Orleans desponta como força ascendente enquanto Braide sinaliza estagnação na pré-campanha.
OpiniãoMA
A pesquisa mais recente sobre o cenário eleitoral maranhense, realizada pela RealTime Big Data, não apenas retrata o momento, mas antecipa tendências — e, nesse ponto, Orleans surge como o nome de maior expressão do levantamento. Seus 25% não são apenas um número intermediário entre os demais; são o indicativo mais claro de que existe um caminho real de expansão, amparado por base política, presença territorial e capacidade de crescer conforme a campanha avance. É o tipo de desempenho que não depende de exposição digital, nem de picos momentâneos de visibilidade. É consistência. E consistência, em ano pré-eleitoral, vale mais do que qualquer liderança circunstancial.

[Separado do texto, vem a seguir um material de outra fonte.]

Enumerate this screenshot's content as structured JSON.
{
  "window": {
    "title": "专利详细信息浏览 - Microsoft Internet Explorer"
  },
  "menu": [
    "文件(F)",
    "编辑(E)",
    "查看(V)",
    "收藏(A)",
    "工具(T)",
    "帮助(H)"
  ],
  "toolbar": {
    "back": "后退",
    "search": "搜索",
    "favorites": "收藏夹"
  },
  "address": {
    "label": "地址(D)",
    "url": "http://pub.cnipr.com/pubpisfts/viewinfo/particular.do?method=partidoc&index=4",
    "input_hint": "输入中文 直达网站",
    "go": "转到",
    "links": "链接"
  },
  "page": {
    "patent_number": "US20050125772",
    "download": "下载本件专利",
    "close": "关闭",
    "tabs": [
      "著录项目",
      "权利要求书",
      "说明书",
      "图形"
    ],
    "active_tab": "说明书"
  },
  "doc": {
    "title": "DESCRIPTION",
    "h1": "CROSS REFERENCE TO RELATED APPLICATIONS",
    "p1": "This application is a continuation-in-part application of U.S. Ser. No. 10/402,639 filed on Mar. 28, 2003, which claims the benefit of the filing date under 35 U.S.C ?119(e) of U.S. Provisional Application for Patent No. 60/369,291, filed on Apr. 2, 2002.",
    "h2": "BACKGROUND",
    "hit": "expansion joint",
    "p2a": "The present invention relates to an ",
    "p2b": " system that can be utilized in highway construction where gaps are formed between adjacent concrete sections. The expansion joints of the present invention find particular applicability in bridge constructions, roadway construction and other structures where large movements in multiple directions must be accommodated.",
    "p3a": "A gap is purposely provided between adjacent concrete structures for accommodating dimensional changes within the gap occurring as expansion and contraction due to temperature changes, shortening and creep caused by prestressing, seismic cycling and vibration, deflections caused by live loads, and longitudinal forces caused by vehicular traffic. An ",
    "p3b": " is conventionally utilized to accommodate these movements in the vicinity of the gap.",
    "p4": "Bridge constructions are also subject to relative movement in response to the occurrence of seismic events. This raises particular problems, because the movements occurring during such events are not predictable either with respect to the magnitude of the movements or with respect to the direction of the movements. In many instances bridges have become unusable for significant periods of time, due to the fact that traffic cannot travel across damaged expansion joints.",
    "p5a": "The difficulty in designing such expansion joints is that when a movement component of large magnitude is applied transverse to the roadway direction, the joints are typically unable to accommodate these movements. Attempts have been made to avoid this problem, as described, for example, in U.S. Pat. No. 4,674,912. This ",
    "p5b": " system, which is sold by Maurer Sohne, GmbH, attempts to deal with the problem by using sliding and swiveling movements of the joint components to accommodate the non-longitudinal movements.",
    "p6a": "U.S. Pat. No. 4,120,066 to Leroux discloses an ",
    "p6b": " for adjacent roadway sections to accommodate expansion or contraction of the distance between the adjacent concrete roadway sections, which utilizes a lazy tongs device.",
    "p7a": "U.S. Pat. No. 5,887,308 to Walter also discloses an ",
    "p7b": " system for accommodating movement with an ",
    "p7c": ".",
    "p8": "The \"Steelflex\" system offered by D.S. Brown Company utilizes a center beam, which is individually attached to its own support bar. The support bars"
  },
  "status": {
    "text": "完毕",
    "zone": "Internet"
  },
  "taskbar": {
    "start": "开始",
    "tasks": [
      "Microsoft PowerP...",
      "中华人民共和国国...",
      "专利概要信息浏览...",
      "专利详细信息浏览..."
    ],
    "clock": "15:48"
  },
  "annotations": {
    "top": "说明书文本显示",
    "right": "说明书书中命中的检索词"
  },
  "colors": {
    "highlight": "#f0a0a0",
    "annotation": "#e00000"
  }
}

Enquanto isso, Eduardo Braide aparece com 35%, mantendo a dianteira numérica, mas enfrentando um desafio cada vez mais evidente: o de já ter atingido seu ápice na pré-campanha. Com forte presença nas redes e recorrência no noticiário, seria natural que exibisse uma margem folgada — especialmente em levantamentos que refletem muito do ambiente digital. No entanto, o que se vê é um patamar que não avança e não demonstra fôlego adicional. Para um pré-candidato amplamente exposto, estagnar tão cedo é um sinal de alerta, não de conforto. É a velha teoria que defende a necessidade de “gordura para queimar”. No caso de Braide, a gordura é bem pouca ainda mais diante do longo intervalo que se tem até o dia da eleição.
Orleans, por sua vez, aparece exatamente onde um projeto político em ascensão costuma se firmar: consolidado, competitivo e com projeção positiva. Seus 25% traduzem um eleitor real, distribuído no território, e não apenas conectado ao ambiente virtual. A isso se somam fatores como menor rejeição entre os principais nomes potenciais, articulação municipal crescente e um potencial de crescimento que geralmente se materializa quando a comunicação começa a alcançar públicos ainda não mobilizados.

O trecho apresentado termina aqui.